Я нащупываю скамейку и сажусь, но не за что зацепиться ни так, ни взглядом, так что я выключаю фонарик и просто сижу в темноте, слушаю, как ветер шуршит в камыше с высоким пронзительным звуком. Я страшно сегодня устал, чувствую я вдруг, уработался больше обычного, глаза закрываются, только не усни, думаю я, посиди немного — и домой, но, конечно, засыпаю, а просыпаюсь продрогший насквозь, оглохший от ветра и с мыслью, что зря Ларс сказал что сказал, зря он так вот повязал меня с прошлым, с которым я, как мне казалось, давно расчелся, он взял и зачеркнул пятьдесят последних лет моей жизни с легкостью, в которой есть что-то неприличное.
С трудом разгибаясь, я встаю со скамейки, свищу Лиру, но поди свистни заледеневшими губами, тем более она, оказывается, и так сидит у скамейки, поскуливает и тычется носом мне в колени. Я включаю фонарик. Задувает адски, разметает в кашу луч света, когда я провожу им вокруг себя, камыш лег вдоль озера, белые гребни дыбятся на воде, вой в голых кронах, которые гнутся к югу. Я наклоняюсь к Лире, треплю ее по голове и говорю:
— Good dog, — говорю я по-английски, звучит глупо, как цитата из какого-то старого фильма времен моего хождения в кино, возможно «Лэсси», или, может, мне снилось что-то, пока я дремал, а осталась одна эта фраза. Одно точно — это не Диккенс, что-то никаких «good dogs» я в его романах не припомню. Вот ведь чушь. Я выпрямился и задраил «молнию» на куртке аж до подбородка.

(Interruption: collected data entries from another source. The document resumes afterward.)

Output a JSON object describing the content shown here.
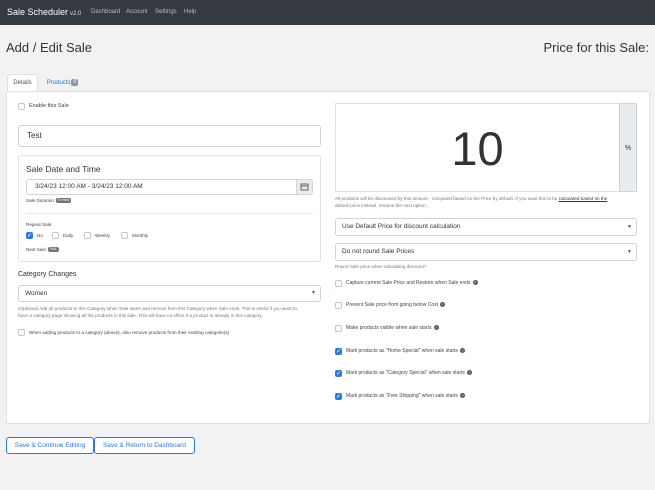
{
  "navbar": {
    "brand": "Sale Scheduler",
    "version": "v2.0",
    "links": [
      "Dashboard",
      "Account",
      "Settings",
      "Help"
    ]
  },
  "page": {
    "title": "Add / Edit Sale",
    "price_title": "Price for this Sale:"
  },
  "tabs": {
    "details": "Details",
    "products": "Products",
    "products_count": "0"
  },
  "details": {
    "enable_label": "Enable this Sale",
    "sale_name": "Test",
    "date_heading": "Sale Date and Time",
    "date_range": "3/24/23 12:00 AM - 3/24/23 12:00 AM",
    "duration_label": "Sale Duration:",
    "duration_badge": "0 mins",
    "repeat_label": "Repeat Sale:",
    "repeat_options": [
      "No",
      "Daily",
      "Weekly",
      "Monthly"
    ],
    "next_sale_label": "Next Sale:",
    "next_sale_badge": "N/A",
    "category_heading": "Category Changes",
    "category_value": "Women",
    "category_help_1": "(Optional) Add all products to this Category when Sale starts and remove from this Category when Sale ends. This is useful if you want to",
    "category_help_2": "have a category page showing all the products in this sale. This will have no effect if a product is already in this category.",
    "remove_categories_label": "When adding products to a category (above), also remove products from their existing categorie(s)"
  },
  "price": {
    "value": "10",
    "unit": "%",
    "help_prefix": "All products will be discounted by this amount - computed based on the Price by default. If you want this to be ",
    "help_link": "calculated based on the",
    "help_line2": "default price instead, rename the next option.",
    "calc_select": "Use Default Price for discount calculation",
    "round_select": "Do not round Sale Prices",
    "round_help": "Round Sale price when calculating discount?"
  },
  "options": [
    {
      "label": "Capture current Sale Price and Restore when Sale ends",
      "checked": false
    },
    {
      "label": "Prevent Sale price from going below Cost",
      "checked": false
    },
    {
      "label": "Make products visible when sale starts",
      "checked": false
    },
    {
      "label": "Mark products as \"Home Special\" when sale starts",
      "checked": true
    },
    {
      "label": "Mark products as \"Category Special\" when sale starts",
      "checked": true
    },
    {
      "label": "Mark products as \"Free Shipping\" when sale starts",
      "checked": true
    }
  ],
  "buttons": {
    "save_continue": "Save & Continue Editing",
    "save_return": "Save & Return to Dashboard"
  },
  "colors": {
    "navbar": "#343a40",
    "accent": "#2e7bd6"
  }
}
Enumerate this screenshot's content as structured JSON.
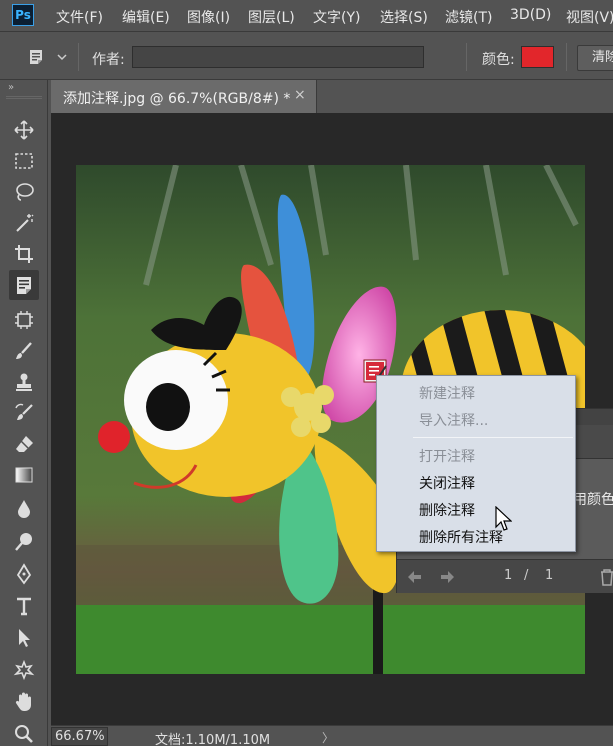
{
  "app": {
    "logo_text": "Ps"
  },
  "menu": {
    "items": [
      "文件(F)",
      "编辑(E)",
      "图像(I)",
      "图层(L)",
      "文字(Y)",
      "选择(S)",
      "滤镜(T)",
      "3D(D)",
      "视图(V)"
    ]
  },
  "options": {
    "tool_icon": "note-tool-icon",
    "author_label": "作者:",
    "author_value": "",
    "color_label": "颜色:",
    "color_value": "#e2262b",
    "clear_label": "清除"
  },
  "tools": {
    "collapse_glyph": "»",
    "items": [
      "move-tool-icon",
      "marquee-tool-icon",
      "lasso-tool-icon",
      "magic-wand-tool-icon",
      "crop-tool-icon",
      "note-tool-icon",
      "frame-tool-icon",
      "brush-tool-icon",
      "stamp-tool-icon",
      "history-brush-tool-icon",
      "eraser-tool-icon",
      "gradient-tool-icon",
      "blur-tool-icon",
      "dodge-tool-icon",
      "pen-tool-icon",
      "type-tool-icon",
      "path-select-tool-icon",
      "custom-shape-tool-icon",
      "hand-tool-icon",
      "zoom-tool-icon"
    ],
    "active": "note-tool-icon"
  },
  "document": {
    "tab_label": "添加注释.jpg @ 66.7%(RGB/8#) *",
    "close_glyph": "×"
  },
  "notes_panel": {
    "body_text": "用颜色显",
    "current": "1",
    "separator": "/",
    "total": "1"
  },
  "context_menu": {
    "items": [
      {
        "label": "新建注释",
        "enabled": false
      },
      {
        "label": "导入注释...",
        "enabled": false
      },
      {
        "label": "打开注释",
        "enabled": false
      },
      {
        "label": "关闭注释",
        "enabled": true
      },
      {
        "label": "删除注释",
        "enabled": true
      },
      {
        "label": "删除所有注释",
        "enabled": true
      }
    ]
  },
  "status": {
    "zoom": "66.67%",
    "doc_size": "文档:1.10M/1.10M",
    "arrow": "〉"
  }
}
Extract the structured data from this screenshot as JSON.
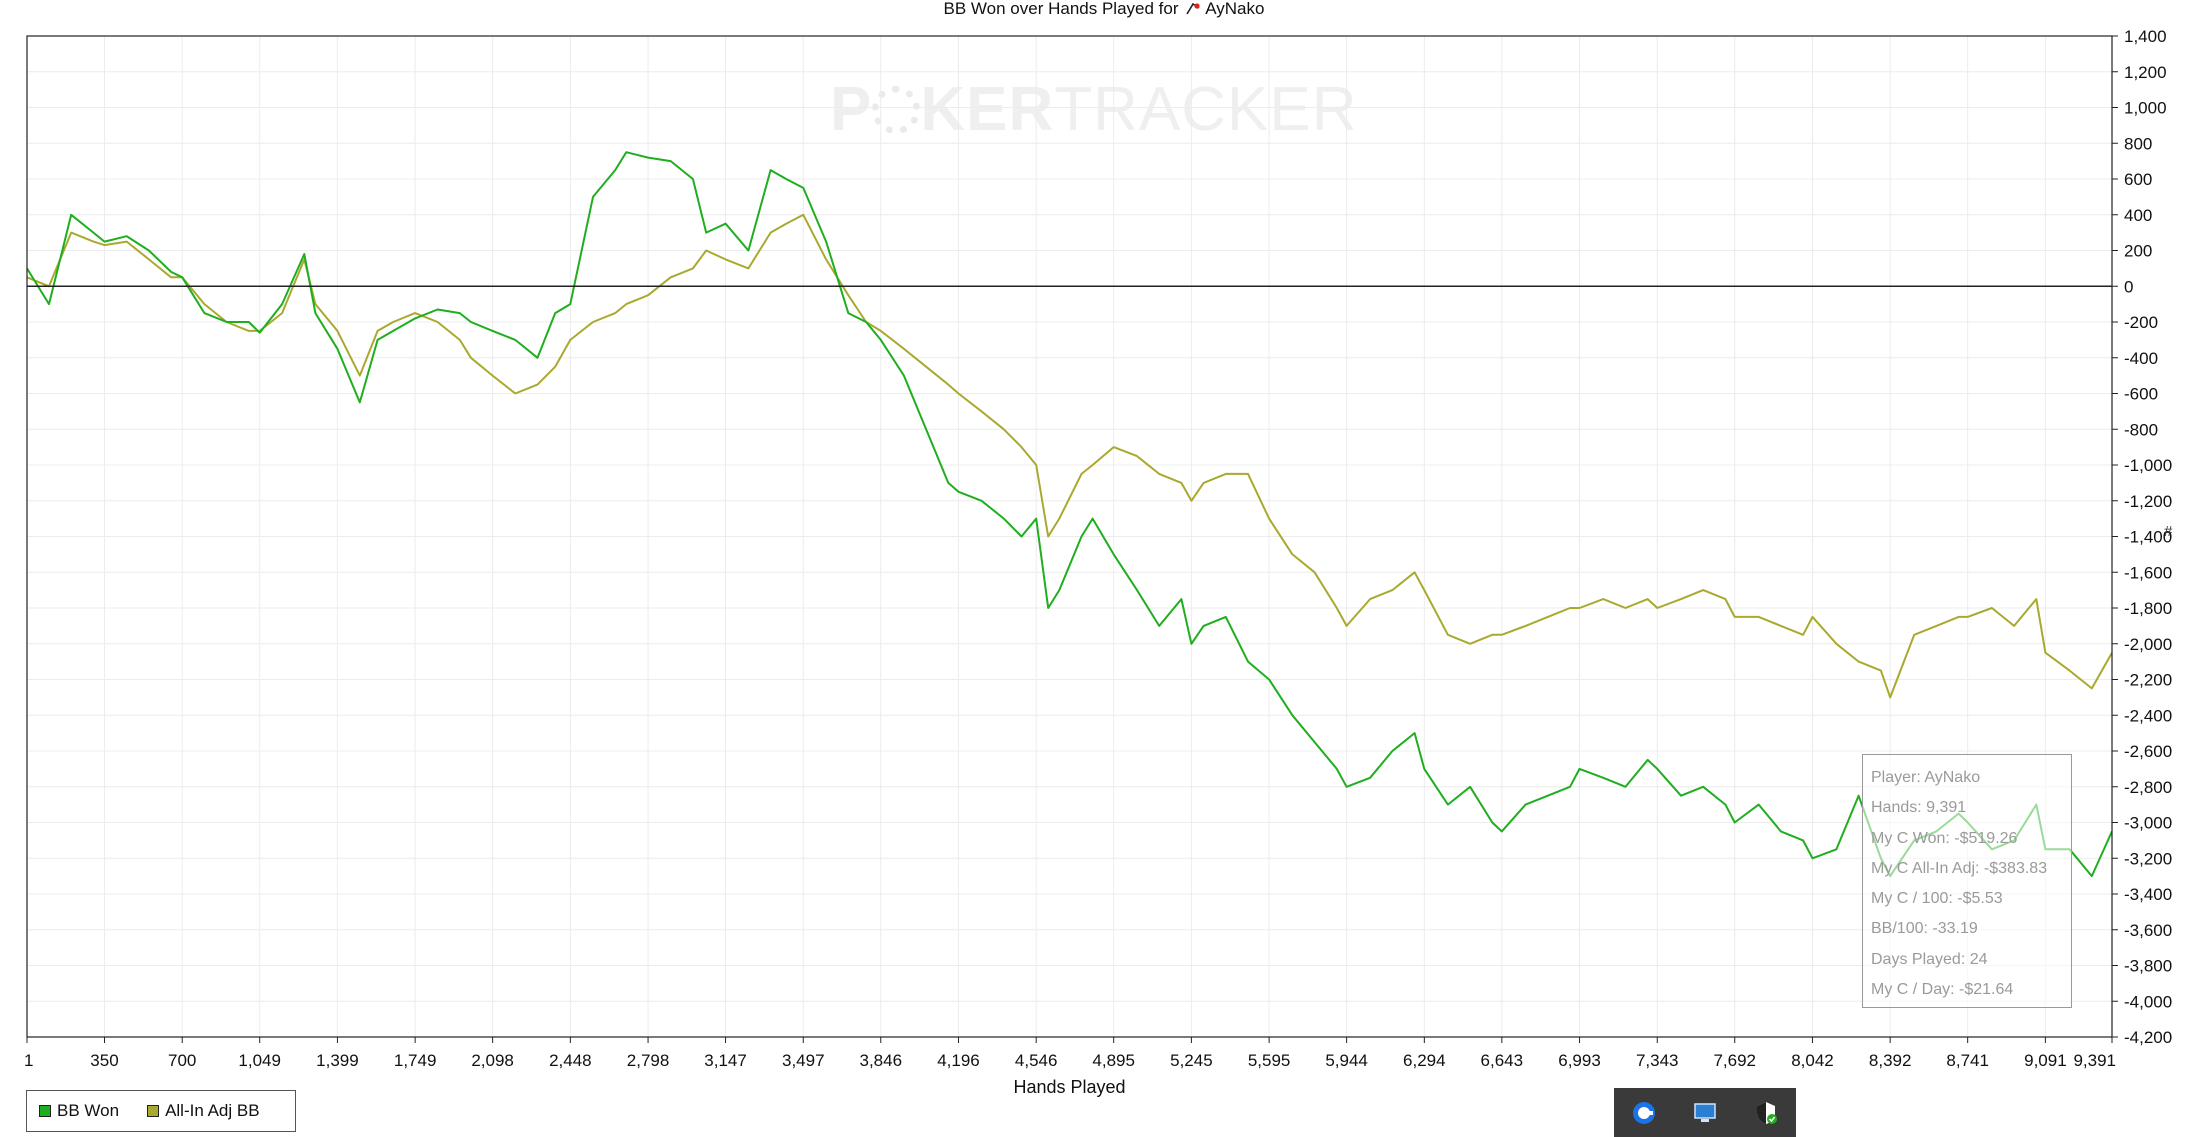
{
  "chart_data": {
    "type": "line",
    "title": "BB Won over Hands Played for",
    "player": "AyNako",
    "xlabel": "Hands Played",
    "ylabel": "",
    "xlim": [
      1,
      9391
    ],
    "ylim": [
      -4200,
      1400
    ],
    "x_ticks": [
      1,
      350,
      700,
      1049,
      1399,
      1749,
      2098,
      2448,
      2798,
      3147,
      3497,
      3846,
      4196,
      4546,
      4895,
      5245,
      5595,
      5944,
      6294,
      6643,
      6993,
      7343,
      7692,
      8042,
      8392,
      8741,
      9091,
      9391
    ],
    "x_tick_labels": [
      "1",
      "350",
      "700",
      "1,049",
      "1,399",
      "1,749",
      "2,098",
      "2,448",
      "2,798",
      "3,147",
      "3,497",
      "3,846",
      "4,196",
      "4,546",
      "4,895",
      "5,245",
      "5,595",
      "5,944",
      "6,294",
      "6,643",
      "6,993",
      "7,343",
      "7,692",
      "8,042",
      "8,392",
      "8,741",
      "9,091",
      "9,391"
    ],
    "y_ticks": [
      1400,
      1200,
      1000,
      800,
      600,
      400,
      200,
      0,
      -200,
      -400,
      -600,
      -800,
      -1000,
      -1200,
      -1400,
      -1600,
      -1800,
      -2000,
      -2200,
      -2400,
      -2600,
      -2800,
      -3000,
      -3200,
      -3400,
      -3600,
      -3800,
      -4000,
      -4200
    ],
    "y_tick_labels": [
      "1,400",
      "1,200",
      "1,000",
      "800",
      "600",
      "400",
      "200",
      "0",
      "-200",
      "-400",
      "-600",
      "-800",
      "-1,000",
      "-1,200",
      "-1,400",
      "-1,600",
      "-1,800",
      "-2,000",
      "-2,200",
      "-2,400",
      "-2,600",
      "-2,800",
      "-3,000",
      "-3,200",
      "-3,400",
      "-3,600",
      "-3,800",
      "-4,000",
      "-4,200"
    ],
    "grid": true,
    "legend_position": "bottom-left",
    "x": [
      1,
      100,
      200,
      300,
      350,
      450,
      550,
      650,
      700,
      800,
      900,
      1000,
      1049,
      1150,
      1250,
      1300,
      1399,
      1500,
      1580,
      1650,
      1749,
      1850,
      1950,
      2000,
      2098,
      2200,
      2300,
      2380,
      2448,
      2550,
      2650,
      2700,
      2798,
      2900,
      3000,
      3060,
      3147,
      3250,
      3350,
      3420,
      3497,
      3600,
      3700,
      3780,
      3846,
      3950,
      4050,
      4150,
      4196,
      4300,
      4400,
      4480,
      4546,
      4600,
      4650,
      4750,
      4800,
      4895,
      5000,
      5100,
      5200,
      5245,
      5300,
      5400,
      5500,
      5595,
      5700,
      5800,
      5900,
      5944,
      6050,
      6150,
      6250,
      6294,
      6400,
      6500,
      6600,
      6643,
      6750,
      6850,
      6950,
      6993,
      7100,
      7200,
      7300,
      7343,
      7450,
      7550,
      7650,
      7692,
      7800,
      7900,
      8000,
      8042,
      8150,
      8250,
      8350,
      8392,
      8500,
      8600,
      8700,
      8741,
      8850,
      8950,
      9050,
      9091,
      9200,
      9300,
      9391
    ],
    "series": [
      {
        "name": "BB Won",
        "color": "#1fae1f",
        "values": [
          100,
          -100,
          400,
          300,
          250,
          280,
          200,
          80,
          50,
          -150,
          -200,
          -200,
          -260,
          -100,
          180,
          -150,
          -350,
          -650,
          -300,
          -250,
          -180,
          -130,
          -150,
          -200,
          -250,
          -300,
          -400,
          -150,
          -100,
          500,
          650,
          750,
          720,
          700,
          600,
          300,
          350,
          200,
          650,
          600,
          550,
          250,
          -150,
          -200,
          -300,
          -500,
          -800,
          -1100,
          -1150,
          -1200,
          -1300,
          -1400,
          -1300,
          -1800,
          -1700,
          -1400,
          -1300,
          -1500,
          -1700,
          -1900,
          -1750,
          -2000,
          -1900,
          -1850,
          -2100,
          -2200,
          -2400,
          -2550,
          -2700,
          -2800,
          -2750,
          -2600,
          -2500,
          -2700,
          -2900,
          -2800,
          -3000,
          -3050,
          -2900,
          -2850,
          -2800,
          -2700,
          -2750,
          -2800,
          -2650,
          -2700,
          -2850,
          -2800,
          -2900,
          -3000,
          -2900,
          -3050,
          -3100,
          -3200,
          -3150,
          -2850,
          -3200,
          -3300,
          -3100,
          -3050,
          -2950,
          -3000,
          -3150,
          -3100,
          -2900,
          -3150,
          -3150,
          -3300,
          -3050
        ]
      },
      {
        "name": "All-In Adj BB",
        "color": "#a9a92f",
        "values": [
          50,
          0,
          300,
          250,
          230,
          250,
          150,
          50,
          50,
          -100,
          -200,
          -250,
          -250,
          -150,
          150,
          -100,
          -250,
          -500,
          -250,
          -200,
          -150,
          -200,
          -300,
          -400,
          -500,
          -600,
          -550,
          -450,
          -300,
          -200,
          -150,
          -100,
          -50,
          50,
          100,
          200,
          150,
          100,
          300,
          350,
          400,
          150,
          -50,
          -200,
          -250,
          -350,
          -450,
          -550,
          -600,
          -700,
          -800,
          -900,
          -1000,
          -1400,
          -1300,
          -1050,
          -1000,
          -900,
          -950,
          -1050,
          -1100,
          -1200,
          -1100,
          -1050,
          -1050,
          -1300,
          -1500,
          -1600,
          -1800,
          -1900,
          -1750,
          -1700,
          -1600,
          -1700,
          -1950,
          -2000,
          -1950,
          -1950,
          -1900,
          -1850,
          -1800,
          -1800,
          -1750,
          -1800,
          -1750,
          -1800,
          -1750,
          -1700,
          -1750,
          -1850,
          -1850,
          -1900,
          -1950,
          -1850,
          -2000,
          -2100,
          -2150,
          -2300,
          -1950,
          -1900,
          -1850,
          -1850,
          -1800,
          -1900,
          -1750,
          -2050,
          -2150,
          -2250,
          -2050
        ]
      }
    ]
  },
  "tooltip": {
    "lines": [
      "Player: AyNako",
      "Hands: 9,391",
      "My C Won: -$519.26",
      "My C All-In Adj: -$383.83",
      "My C / 100: -$5.53",
      "BB/100: -33.19",
      "Days Played: 24",
      "My C / Day: -$21.64"
    ]
  },
  "watermark": {
    "poker": "P",
    "poker_rest": "KER",
    "tracker": "TRACKER"
  },
  "legend": [
    {
      "label": "BB Won",
      "color": "#1fae1f"
    },
    {
      "label": "All-In Adj BB",
      "color": "#a9a92f"
    }
  ],
  "right_marker": "#",
  "taskbar": {
    "icons": [
      "google-icon",
      "monitor-icon",
      "shield-check-icon"
    ]
  },
  "colors": {
    "axis": "#222222",
    "grid": "#ececec",
    "zero_line": "#222222",
    "taskbar": "#3a3a3a"
  }
}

— Пошли, — сказал я Лире, она взвилась от радости и припустила по дорожке, задрав хвост, я пошел следом без такого бешеного энтузиазма, просто втянув голову в воротник и крепко сжимая в руке фонарик.
8
Я отлично помню ту ночь в избушке на сэтере, когда я обнаружил, что отец не пришел спать, как обещал. Я выскочил из спальни в большую комнату, быстро оделся возле печки. Она была еще тепловатая, не остыла с вечера, и я вслушивался в ночь вокруг, но не слышал ничего, кроме собственного дыхания, слишком быстрого, сбивчивого и свистящего, назойливого в кромешно-темной комнате, где я не видел даже стен, хотя знал, сколько до каждой из них шагов. Я приказал себе дышать спокойнее, стоял, втягивал воздух, и очень медленно выдыхал его, и думал, у меня ведь до этой ночи была хорошая жизнь, меня никогда не бросали в одиночестве, так чтоб по-настоящему, и, хотя отец подолгу отсутствовал, я принимал это с доверчивостью, которая рассеялась в одни сутки того июля.